One complicating factor of the boat-train arrangement is that the ferry — which also carries automobile, truck, pedestrian and bicycle traffic — is unable to modify its schedules to accommodate the railways. Thus, if the train arrives late at the ferry port (as was the case the day I traveled), it must wait for the next scheduled ferry. Likewise, if weather or another issue throws the ferries off their schedule, the train times are impacted. The ferries depart every 30 minutes, however, so the wait for the next departure is never extremely long unless there’s a service disruption.

Passengers shuffle between trains on the platform at Puttgarden, Germany on Oct. 1. I am boarding the train on the left, which just arrived from Copenhagen via ferry and is about to roll back onto the ferry. The train on the right is about to return to Hamburg.
I boarded my train in Hamburg expecting a one-seat ride to Copenhagen. But I experienced what I’m told is a frequent occurrence that the conductor said over the P.A. was due to “an equipment shortage”: everybody on my train had to disembark at Puttgarden and transfer across the platform to another train, while passengers from Copenhagen stepped off that train to board the one that had carried us. I eventually found the same car and seat number that I had been assigned on the original train, though it was located in a different part of the consist from the previous train.

Once the train had rolled slowly onto the single track on the boat, where it shared the lowest deck with trucks, all passengers were asked to step off and head to the ferry’s upper decks. The crew explained this was “for safety reasons,” but I suspect that it is more to help the bottom lines of the many on-board restaurants and retailers. But I wouldn’t have wanted to remain on the windowless bottom deck anyway (even though the train is connected to the boat’s ground power while the Diesel engines are shut off), since it was a glorious clear and balmy fall day outside. After grabbing a Copenhagen beer at one of the shops, I spent most of the ride on the open deck, looking out at the wide expanse of water and several large clusters of offshore wind turbines, for which the Danes are famous. 

Enjoying the fresh sea air as the Scandlines ferry, with my train on board, crosses the Femer Belt between Germany and Denmark.
The crossing was smooth despite somewhat choppy mid-afternoon water. 15 minutes before we were to dock at Rødby, a tri-lingual P.A. announcement was made for all passengers to return to their vehicles (the train implicitly included in that category).
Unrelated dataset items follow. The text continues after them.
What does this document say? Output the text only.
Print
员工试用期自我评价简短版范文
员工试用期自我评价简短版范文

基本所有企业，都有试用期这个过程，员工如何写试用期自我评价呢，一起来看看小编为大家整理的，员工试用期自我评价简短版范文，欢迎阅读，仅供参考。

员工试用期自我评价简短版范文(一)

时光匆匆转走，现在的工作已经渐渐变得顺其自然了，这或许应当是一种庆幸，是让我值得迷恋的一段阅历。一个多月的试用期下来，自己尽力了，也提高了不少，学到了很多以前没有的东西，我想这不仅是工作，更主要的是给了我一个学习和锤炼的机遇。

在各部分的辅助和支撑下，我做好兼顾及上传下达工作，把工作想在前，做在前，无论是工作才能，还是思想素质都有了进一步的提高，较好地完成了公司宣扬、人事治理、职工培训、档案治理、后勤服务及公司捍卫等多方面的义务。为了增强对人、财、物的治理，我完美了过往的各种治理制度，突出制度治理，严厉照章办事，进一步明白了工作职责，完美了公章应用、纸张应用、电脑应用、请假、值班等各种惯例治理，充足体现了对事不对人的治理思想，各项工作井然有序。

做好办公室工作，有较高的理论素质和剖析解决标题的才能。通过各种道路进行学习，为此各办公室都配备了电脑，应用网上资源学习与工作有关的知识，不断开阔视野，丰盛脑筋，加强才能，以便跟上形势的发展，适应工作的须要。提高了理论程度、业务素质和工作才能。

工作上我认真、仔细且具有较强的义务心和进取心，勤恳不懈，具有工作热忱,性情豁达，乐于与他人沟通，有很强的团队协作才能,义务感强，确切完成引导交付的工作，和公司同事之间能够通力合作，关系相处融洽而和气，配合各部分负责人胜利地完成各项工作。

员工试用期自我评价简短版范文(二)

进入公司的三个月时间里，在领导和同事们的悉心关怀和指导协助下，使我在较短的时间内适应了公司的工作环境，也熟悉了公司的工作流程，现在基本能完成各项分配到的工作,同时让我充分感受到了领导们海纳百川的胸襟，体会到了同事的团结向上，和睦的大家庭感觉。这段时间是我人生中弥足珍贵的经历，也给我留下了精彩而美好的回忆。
The other passengers and I descended three decks of stairs and climbed back aboard the train. As soon as the boat docked and the forward doors opened, the train inched onto the Rødby station platform and, after a 10-minute stop, we were back on route. The sun set not long after we left Rødby, and the train arrived at Copenhagen Central Station at 7:15 PM, 45 minutes late. Even at that hour, same-day train connections to other points in Denmark and across the strait into Sweden were still possible.

Having part of a rail journey be on a boat adds to the enjoyment of the experience, especially with the opportunity to sit outside in the fresh air, or to have a meal in a full restaurant. Using bridges and tunnels instead to cross large waterways may be faster and more efficient, but there’s something to be said for the more leisurely pace and more experiential ethos that a boat-train entails.

Interior of the First Class section of the DSB IC3 DMU train after departure from Hamburg.

A view towards the Baltic Sea from the train near Großenbrode, Germany.

Another sea view, crossing the Fehmarn Sound Bridge connecting Fehmarn Island to the German mainland.

The train is connected to ground power on the lower deck of the ferry so that its diesel engines can shut off while retaining on-board lights and heat.

Another view from the outdoor deck of the ferry during the 40-minute crossing of the Femer Belt.

View from the train as it rolls off the ferry at Rødby, Denmark, next to a truck.